Morris nodded in agreement.

“You don’t notice it at first. He smiles when he talks to you-he smiled when he shook my hand-but his eyes… they look right through you in a way that makes you feel invisible. But then, when someone has as much money as he’s supposed to have, most people probably are only too glad if he looks at them at all. I noticed, though, which, when you think about it, only makes me worse. I was as eager as anyone else to get what I could from him, or rather from the organization he controls, because, of course, I never did any business directly with him. He left that sort of thing to other people, Americans mainly, who worked for one of his subsidiaries.”

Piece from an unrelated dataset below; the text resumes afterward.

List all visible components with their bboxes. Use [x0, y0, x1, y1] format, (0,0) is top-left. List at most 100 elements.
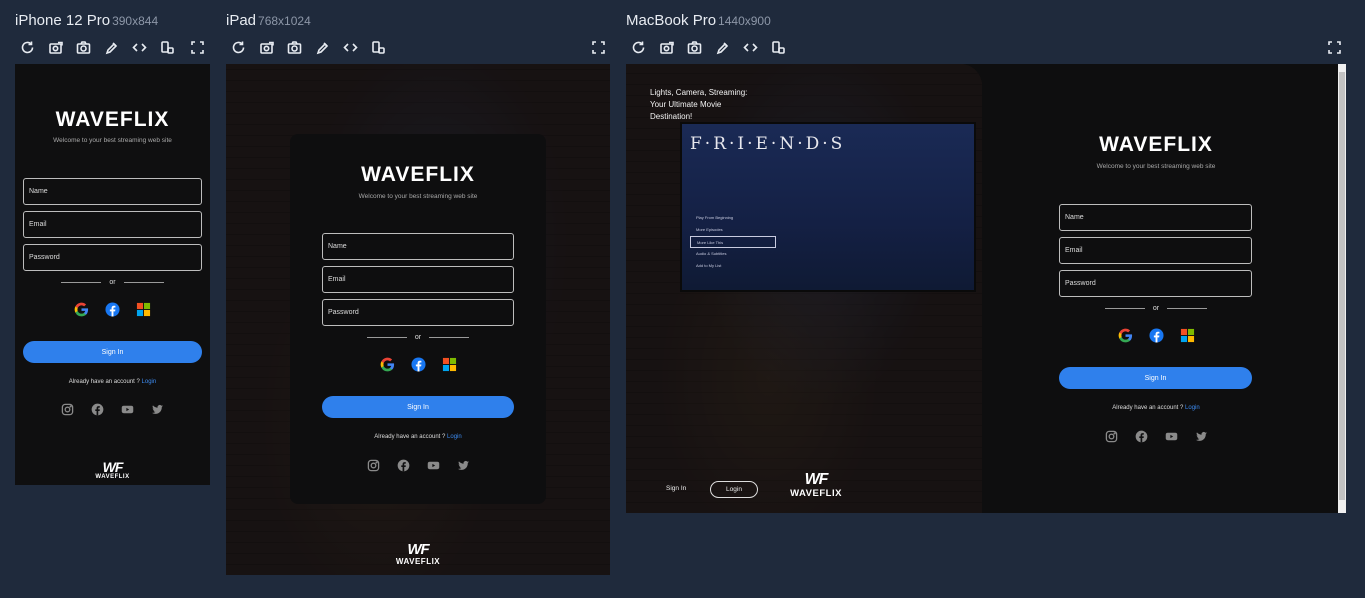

Burdick started making notes again.

“Americans. Can you give me names?”

“Sure, but it won’t do much good. They didn’t do anything criminal, they didn’t break any laws. They acted just like any other interest that has business before the Congress. They made their case for legislation, and I listened. They didn’t come with envelopes stuffed with cash. It isn’t what any one of them did; it’s the connections that exist among them all, the way that all these supposedly separate entities are held together at the top: like puppets on a string, and the string held by one man, but the string all tangled up, twisted in a dozen different directions. Here, let me show you what I mean.”